A week of presidential films continues as Robert Altman explores Richard Nixon's Secret Honor
Every day, Watch This offers staff recommendations inspired by a new movie coming out that week. This week: Hyde Park On Hudson has us thinking of movies about American presidents.
When Robert Altman made Secret Honor in 1984, he was a filmmaker in exile, a once-powerful iconoclast whose raging indifference to the demands of commerce first banished him to the edges of Hollywood, and then off the studio radar altogether. By the mid-’80s, Altman was teaching film at the University of Michigan, where he filmed Secret Honor, which was largely ignored at the time but has enjoyed a rich afterlife as one of the director’s overlooked masterpieces. So there was a poetic synchronicity in this one-time Hollywood player adapting Donald Freed and Arnold Stone’s one-man play about a president in exile, in this case Richard Nixon, as indelibly played by the great Philip Baker Hall in a career-making role.

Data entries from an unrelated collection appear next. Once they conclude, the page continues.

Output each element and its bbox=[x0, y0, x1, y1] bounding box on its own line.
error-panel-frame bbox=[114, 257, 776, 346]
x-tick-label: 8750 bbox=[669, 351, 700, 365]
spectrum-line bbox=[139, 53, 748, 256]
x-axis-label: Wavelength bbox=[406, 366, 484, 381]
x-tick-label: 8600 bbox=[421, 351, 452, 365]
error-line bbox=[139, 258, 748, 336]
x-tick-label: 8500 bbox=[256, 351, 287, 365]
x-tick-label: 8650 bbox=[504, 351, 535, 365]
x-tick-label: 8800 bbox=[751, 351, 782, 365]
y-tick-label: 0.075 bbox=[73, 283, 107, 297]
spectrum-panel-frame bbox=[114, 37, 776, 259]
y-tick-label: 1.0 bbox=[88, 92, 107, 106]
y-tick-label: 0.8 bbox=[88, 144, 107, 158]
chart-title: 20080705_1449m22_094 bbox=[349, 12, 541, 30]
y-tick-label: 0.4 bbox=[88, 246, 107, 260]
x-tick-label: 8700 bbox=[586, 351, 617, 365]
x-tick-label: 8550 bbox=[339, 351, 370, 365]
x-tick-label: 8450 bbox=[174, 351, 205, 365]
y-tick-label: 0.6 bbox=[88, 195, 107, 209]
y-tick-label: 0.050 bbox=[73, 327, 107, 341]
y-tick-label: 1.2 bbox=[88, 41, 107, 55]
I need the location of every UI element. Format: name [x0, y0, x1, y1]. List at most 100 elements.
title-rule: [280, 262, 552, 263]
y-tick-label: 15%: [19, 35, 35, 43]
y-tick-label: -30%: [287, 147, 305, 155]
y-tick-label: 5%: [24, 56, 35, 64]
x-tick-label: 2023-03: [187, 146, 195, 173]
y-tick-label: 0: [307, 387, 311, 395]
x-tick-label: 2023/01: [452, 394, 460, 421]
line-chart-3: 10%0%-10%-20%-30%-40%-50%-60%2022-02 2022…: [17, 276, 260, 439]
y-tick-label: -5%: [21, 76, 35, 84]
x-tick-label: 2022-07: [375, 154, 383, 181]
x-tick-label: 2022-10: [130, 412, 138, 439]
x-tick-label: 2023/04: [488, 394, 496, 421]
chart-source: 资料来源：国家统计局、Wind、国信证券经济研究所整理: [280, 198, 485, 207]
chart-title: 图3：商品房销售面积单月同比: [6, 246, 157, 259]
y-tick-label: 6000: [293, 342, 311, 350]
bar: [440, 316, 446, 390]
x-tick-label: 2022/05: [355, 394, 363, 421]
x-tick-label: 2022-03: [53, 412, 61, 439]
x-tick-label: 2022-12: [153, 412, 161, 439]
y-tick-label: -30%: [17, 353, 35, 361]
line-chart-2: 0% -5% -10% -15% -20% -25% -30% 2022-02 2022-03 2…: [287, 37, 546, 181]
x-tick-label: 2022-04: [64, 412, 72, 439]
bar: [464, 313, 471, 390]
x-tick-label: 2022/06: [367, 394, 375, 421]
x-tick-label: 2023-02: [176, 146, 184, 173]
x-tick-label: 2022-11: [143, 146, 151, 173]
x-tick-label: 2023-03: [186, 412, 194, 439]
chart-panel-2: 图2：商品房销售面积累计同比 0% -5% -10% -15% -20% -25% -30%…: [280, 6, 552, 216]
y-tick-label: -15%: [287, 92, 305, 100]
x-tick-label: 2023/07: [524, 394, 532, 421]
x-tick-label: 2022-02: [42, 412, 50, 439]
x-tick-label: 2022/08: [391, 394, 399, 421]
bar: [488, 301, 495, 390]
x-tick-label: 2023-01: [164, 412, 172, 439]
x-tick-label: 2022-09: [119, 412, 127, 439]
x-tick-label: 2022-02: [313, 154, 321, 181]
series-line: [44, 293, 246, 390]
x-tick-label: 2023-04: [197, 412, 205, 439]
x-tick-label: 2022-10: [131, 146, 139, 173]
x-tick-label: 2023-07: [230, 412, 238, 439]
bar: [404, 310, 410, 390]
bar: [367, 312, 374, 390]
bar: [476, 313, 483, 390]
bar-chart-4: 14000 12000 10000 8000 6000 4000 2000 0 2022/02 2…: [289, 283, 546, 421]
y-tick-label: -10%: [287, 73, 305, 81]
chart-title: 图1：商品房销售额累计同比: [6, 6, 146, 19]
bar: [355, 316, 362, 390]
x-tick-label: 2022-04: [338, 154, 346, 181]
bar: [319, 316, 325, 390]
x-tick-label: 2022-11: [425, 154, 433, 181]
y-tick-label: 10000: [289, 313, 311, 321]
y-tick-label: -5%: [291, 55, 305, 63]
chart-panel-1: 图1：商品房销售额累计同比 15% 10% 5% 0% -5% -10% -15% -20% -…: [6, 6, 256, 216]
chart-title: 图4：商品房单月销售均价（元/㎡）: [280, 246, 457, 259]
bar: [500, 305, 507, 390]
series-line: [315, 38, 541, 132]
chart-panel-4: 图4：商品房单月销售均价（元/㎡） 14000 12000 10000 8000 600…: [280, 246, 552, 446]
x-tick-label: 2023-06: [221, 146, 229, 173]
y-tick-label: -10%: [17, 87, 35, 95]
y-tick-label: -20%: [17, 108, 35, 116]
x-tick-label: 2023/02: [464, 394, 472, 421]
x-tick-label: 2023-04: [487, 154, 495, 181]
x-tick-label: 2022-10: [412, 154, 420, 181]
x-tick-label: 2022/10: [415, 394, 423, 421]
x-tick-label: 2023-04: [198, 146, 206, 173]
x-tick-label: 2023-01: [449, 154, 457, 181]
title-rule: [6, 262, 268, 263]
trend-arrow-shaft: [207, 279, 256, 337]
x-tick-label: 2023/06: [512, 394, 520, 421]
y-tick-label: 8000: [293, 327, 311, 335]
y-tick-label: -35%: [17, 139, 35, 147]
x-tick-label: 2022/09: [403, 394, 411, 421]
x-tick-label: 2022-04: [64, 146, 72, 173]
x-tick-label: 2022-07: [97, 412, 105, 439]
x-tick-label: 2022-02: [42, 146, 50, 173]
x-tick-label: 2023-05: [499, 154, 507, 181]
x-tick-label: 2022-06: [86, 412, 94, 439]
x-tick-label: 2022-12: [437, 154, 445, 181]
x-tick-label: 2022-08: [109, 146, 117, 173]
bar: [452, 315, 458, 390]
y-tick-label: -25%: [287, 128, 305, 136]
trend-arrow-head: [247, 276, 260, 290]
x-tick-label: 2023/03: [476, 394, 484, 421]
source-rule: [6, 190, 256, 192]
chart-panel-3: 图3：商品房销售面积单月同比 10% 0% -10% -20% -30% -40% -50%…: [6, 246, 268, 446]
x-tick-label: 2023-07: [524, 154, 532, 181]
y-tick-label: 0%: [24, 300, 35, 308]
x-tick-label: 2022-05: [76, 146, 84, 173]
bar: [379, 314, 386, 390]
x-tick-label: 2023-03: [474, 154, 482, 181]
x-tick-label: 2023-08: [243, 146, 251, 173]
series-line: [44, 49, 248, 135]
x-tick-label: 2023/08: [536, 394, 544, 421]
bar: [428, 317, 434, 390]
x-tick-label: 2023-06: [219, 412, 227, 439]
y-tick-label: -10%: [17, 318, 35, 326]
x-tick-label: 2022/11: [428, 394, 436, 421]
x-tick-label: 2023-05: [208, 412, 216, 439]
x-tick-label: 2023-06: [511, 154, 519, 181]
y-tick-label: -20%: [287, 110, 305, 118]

Secret Honor takes the form of an alternately rage-filled, self-pitying, paranoid, and ultimately tragic monologue that finds Hall’s Nixon drunkenly recounting his past into a tape recorder—this president had a regrettable weakness for recording devices and committing things to posterity that may not be in his best interest—as he shadowboxes foes real, imagined, and internal. He rages against the moneyed elite that used him, then discarded him when he no longer suited their purposes, all while wallowing in drunken misery. Hall delivers a volcanic performance that gets far beyond the hammy caricature and sweat-soaked public image of the U.S.’ most ridiculed president to the dark, burning core of a shattered man trying to make sense of his life and his public fall from grace. Nixon fascinates and obsesses filmmakers like no president this side of Abraham Lincoln, but no depiction of his life has cut deeper than Altman’s angry yet empathetic exploration of the existential angst that plagued the ultimate bête noire of 1960s counterculture.